The cultured and post-modern vanguard of Central European origin that developed on a continental scale during the '70s and '80s identified the movement of the 'Neue Slowenische Kunst' (epicenter: the Slovenian capital Ljubljana) as one of its most vital hubs.
During that period, various genres emerged in parallel, including Industrial Rock (Throbbing Gristle, Test Department, Cabaret Voltaire…), Electronic Body Music (pioneers Skinny Puppy and Ministry), and less "codified" sounds such as the blend of Art Rock and New Wave from the early Clock DVA or the "metronomic" electronic music of the Berlin-based Kraftwerk. From the controversial (and fundamental) project of Laibach, which pursued the ambitious program of a "post-modern reinterpretation of the global pop heritage," a stylistic attitude emerged that involved the assemblage of multiple genres and cultural references to achieve a unified and homogeneous architectural form, a very fine layering of stylistic-conceptual references that made hits from all times (from "Let It Be" to "The Final Countdown") reinterpreted in that light appear distorted by the wide-angle lens of cultured historicization, and almost "blurred" or "pixelated" by subsequent stylistic overlays.
In the organizational framework of this scene, the Coptic Rain, a Slovenian duo composed of musician Peter Penko and vocalist Katrin Radman, made a decisive entry in the mid-'90s. Their debut album "Dies Irae" immediately defined the duo's musical formula: drum machines with rhythms now hyperkinetic and almost thrash, now slower and hypnotic, sampled and scathing guitars, bouncing echo effects, singing in the style of PJ Harvey/Babes In Toyland mostly filtered and distorted with almost "elegiac" ethereal moments. In summary, a group citing among its main influences Metallica, Nine Inch Nails, and Bauhaus. The album, promising yet perhaps a bit "raw," was followed by this second work titled "Eleven: Eleven."
The differences are several, but one stands out immediately: the greater awareness of the stylistic and cultural perimeter of that movement, and therefore of the limits of the range of action, but at the same time the potentialities that remain unexplored. The results of this "maturation" are evident: a more skillful use of loops and sequences, more varied rhythms, greater transparency of melodic intuition. If tracks like "Double Edge" or "Unseen-Untold" seem to focus the stylistic profile of the creators of "Dies Irae," it is in tracks like "First Wave," suspended and enveloped in an almost ambient-industrial mood, up to the gems of the work: the cover of "Sweet Home Under White Clouds" by the Virgin Prunes (unimpeachable, as was the cover that Therapy? made of "Isolation" by Joy Division) followed by the epic ride "Videodrome," a rhythmic/instrumental masterpiece, driven by vocal virtuosity, and above all the peak expression of the art of sampling, reminiscent of "Scarecrow" by Ministry and the Young Gods of "TV Sky."

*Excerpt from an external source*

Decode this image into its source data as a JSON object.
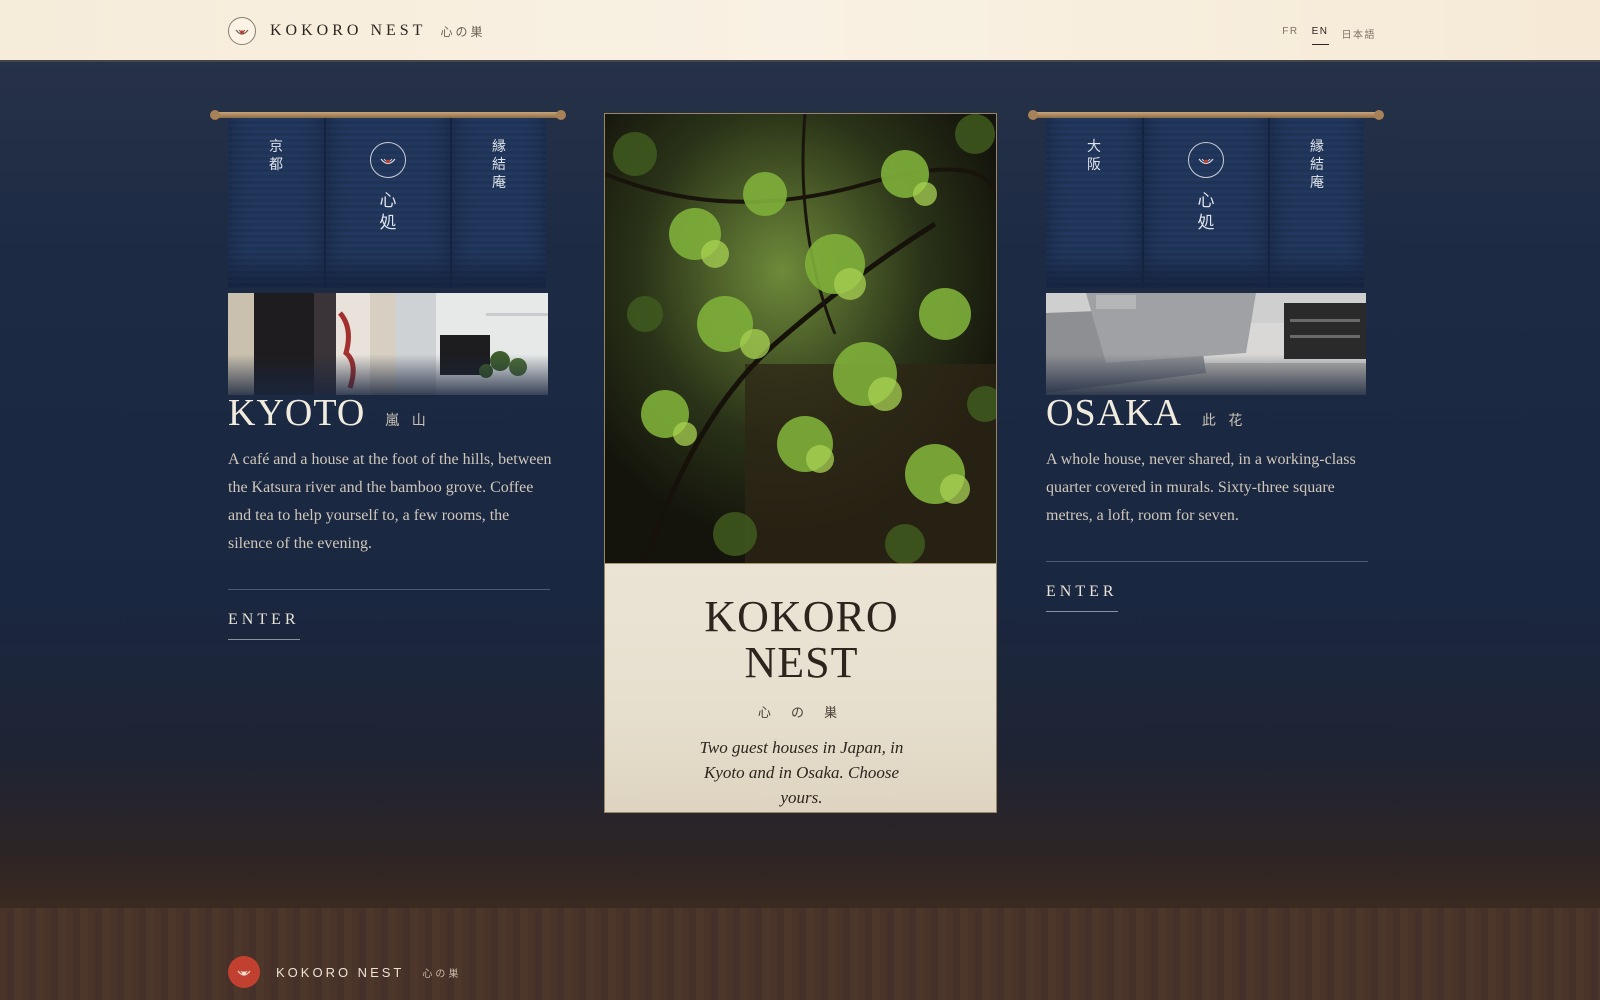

More versatile, self-aware and "projecting" towards new horizons of "virtual music" and multimedia "performance art," this "Eleven: Eleven" is so far the best achievement the duo from this corner of Central Europe has managed to realize, but perhaps it also hints at a truly impressive talent lurking behind the "wall of sound" of each song: that of its authors Peter and Katrin. The rain falling between the inner and hallucinatory journey of "A Rebours" and the space-communicative labyrinth of "Matrix" outlines a possible profile of existence.